Three months ago I had to be placed on life support. I had gotten pneumonia and my body was shutting down, rapidly. The doctor informed me the only way to save my life was to put me on a ventilator. Darkness set in. There were no angels. No bright light trying to lure me away. I remember nothing. Did you know that every day you remain on a ventilator, your chances of coming off of it alive decrease? Up until the eighth day my body fought their efforts to wean me off. Perhaps somewhere in the recesses of my mind I knew this. Ten years of unbearable physical pain and ten years of “him” breaking my spirit were enough to make me not want to come back.
On the eighth day, my body was able to sustain without the breathing tube. I was angry. I was sad. I wanted to lash out at God for ignoring my desire for it to end. I felt betrayed. Why would he send me back for more? So many days I had prayed for Him to take me home. Home, where the would be no more pain. No more breaking my spirit. I guess He wasn’t finished with me. There must be unfinished business.

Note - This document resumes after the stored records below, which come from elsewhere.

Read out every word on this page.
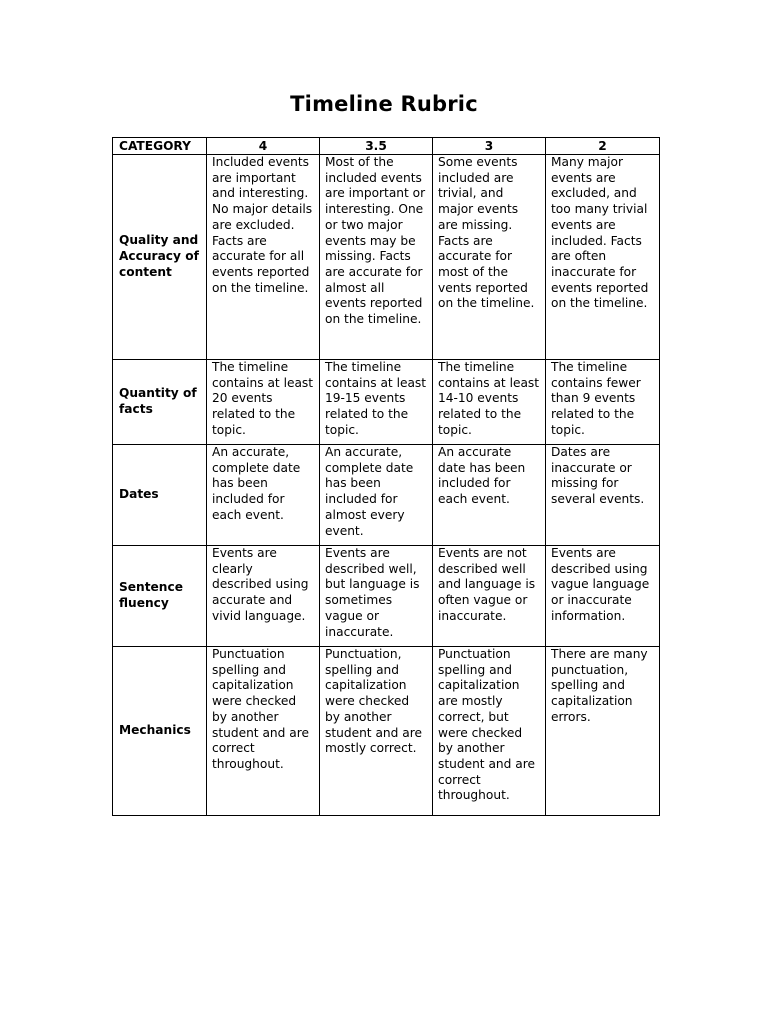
Timeline Rubric
CATEGORY	4	3.5	3	2
Quality and Accuracy of content	Included events are important and interesting. No major details are excluded. Facts are accurate for all events reported on the timeline.	Most of the included events are important or interesting. One or two major events may be missing. Facts are accurate for almost all events reported on the timeline.	Some events included are trivial, and major events are missing. Facts are accurate for most of the vents reported on the timeline.	Many major events are excluded, and too many trivial events are included. Facts are often inaccurate for events reported on the timeline.
Quantity of facts	The timeline contains at least 20 events related to the topic.	The timeline contains at least 19-15 events related to the topic.	The timeline contains at least 14-10 events related to the topic.	The timeline contains fewer than 9 events related to the topic.
Dates	An accurate, complete date has been included for each event.	An accurate, complete date has been included for almost every event.	An accurate date has been included for each event.	Dates are inaccurate or missing for several events.
Sentence fluency	Events are clearly described using accurate and vivid language.	Events are described well, but language is sometimes vague or inaccurate.	Events are not described well and language is often vague or inaccurate.	Events are described using vague language or inaccurate information.
Mechanics	Punctuation spelling and capitalization were checked by another student and are correct throughout.	Punctuation, spelling and capitalization were checked by another student and are mostly correct.	Punctuation spelling and capitalization are mostly correct, but were checked by another student and are correct throughout.	There are many punctuation, spelling and capitalization errors.
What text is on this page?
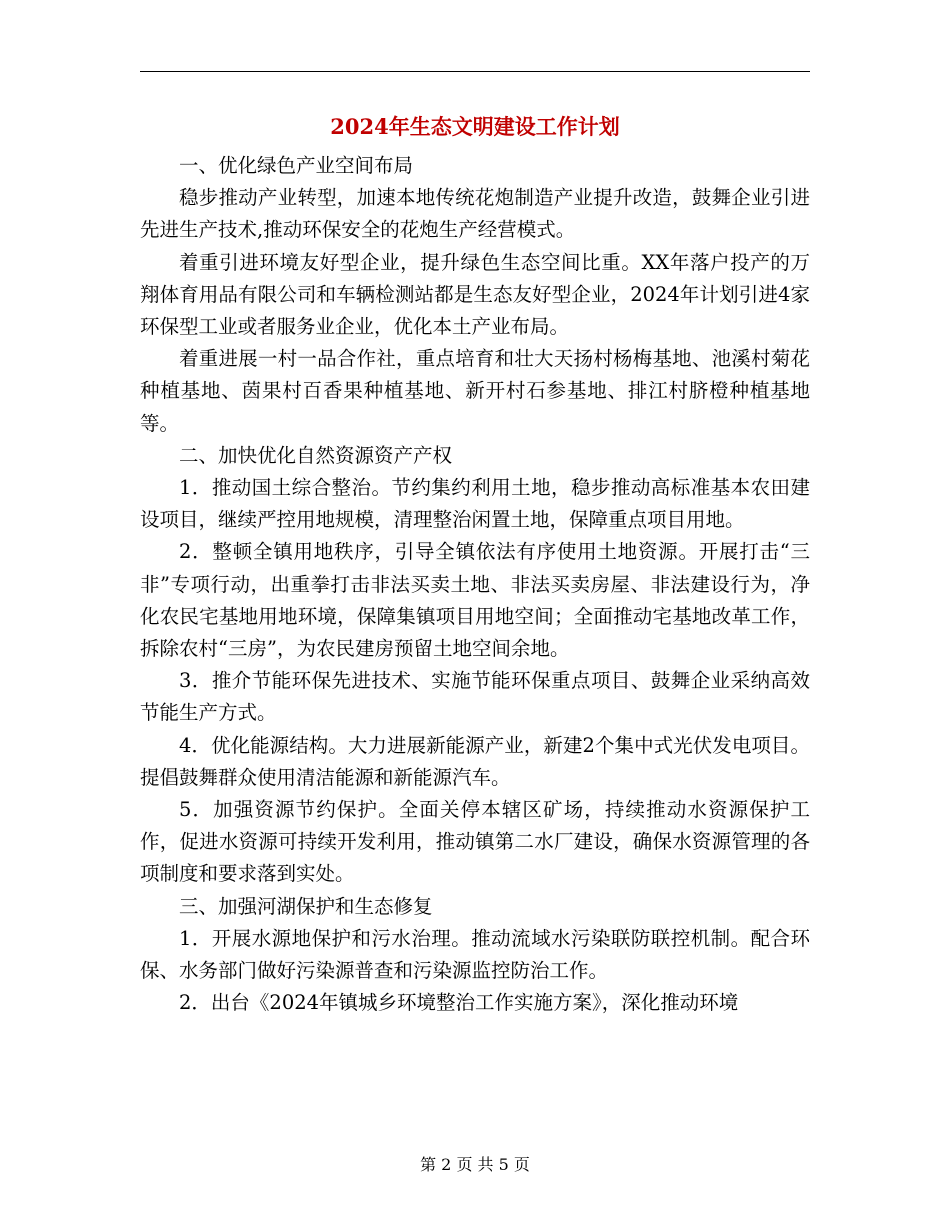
2024年生态文明建设工作计划

一、优化绿色产业空间布局

稳步推动产业转型，加速本地传统花炮制造产业提升改造，鼓舞企业引进先进生产技术,推动环保安全的花炮生产经营模式。

着重引进环境友好型企业，提升绿色生态空间比重。XX年落户投产的万翔体育用品有限公司和车辆检测站都是生态友好型企业，2024年计划引进4家环保型工业或者服务业企业，优化本土产业布局。

着重进展一村一品合作社，重点培育和壮大天扬村杨梅基地、池溪村菊花种植基地、茵果村百香果种植基地、新开村石参基地、排江村脐橙种植基地等。

二、加快优化自然资源资产产权

1．推动国土综合整治。节约集约利用土地，稳步推动高标准基本农田建设项目，继续严控用地规模，清理整治闲置土地，保障重点项目用地。

2．整顿全镇用地秩序，引导全镇依法有序使用土地资源。开展打击“三非”专项行动，出重拳打击非法买卖土地、非法买卖房屋、非法建设行为，净化农民宅基地用地环境，保障集镇项目用地空间；全面推动宅基地改革工作，拆除农村“三房”，为农民建房预留土地空间余地。

3．推介节能环保先进技术、实施节能环保重点项目、鼓舞企业采纳高效节能生产方式。

4．优化能源结构。大力进展新能源产业，新建2个集中式光伏发电项目。提倡鼓舞群众使用清洁能源和新能源汽车。

5．加强资源节约保护。全面关停本辖区矿场，持续推动水资源保护工作，促进水资源可持续开发利用，推动镇第二水厂建设，确保水资源管理的各项制度和要求落到实处。

三、加强河湖保护和生态修复

1．开展水源地保护和污水治理。推动流域水污染联防联控机制。配合环保、水务部门做好污染源普查和污染源监控防治工作。

2．出台《2024年镇城乡环境整治工作实施方案》，深化推动环境

第 2 页 共 5 页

There is. I suppose He waned me to fight to get my spirit back. Of all the places I would find the courage to fight, I am finding it here with total strangers. Because of your support, I had enough courage to tell tonight that I would no longer allow him to break what was not his to break. I told him if things did not change soon he would be packing his bags. He is even ugly to my mom. She has been through enough abuse in her life. He has abused her for the last time unless he wants to pack his stuff. This is my house. He has no claim to it. My dad bought it
for me since I am disabled and can not work. He didn’t want to leave this world unless I had my own place, fully paid for. One that no one could force me out of. I am very blessed to have a dad that do that for me.
There are no words to adequately express the gratitude I have for the encouragement that total strangers have given me. You have also helped me find the courage to stand up for myself. I can not thank you all enough. The fire in me has returned. I can not wait to explore your blogs and get to know you guys.
Thank you for the love.
Crying can feel like dying – one drop at a time.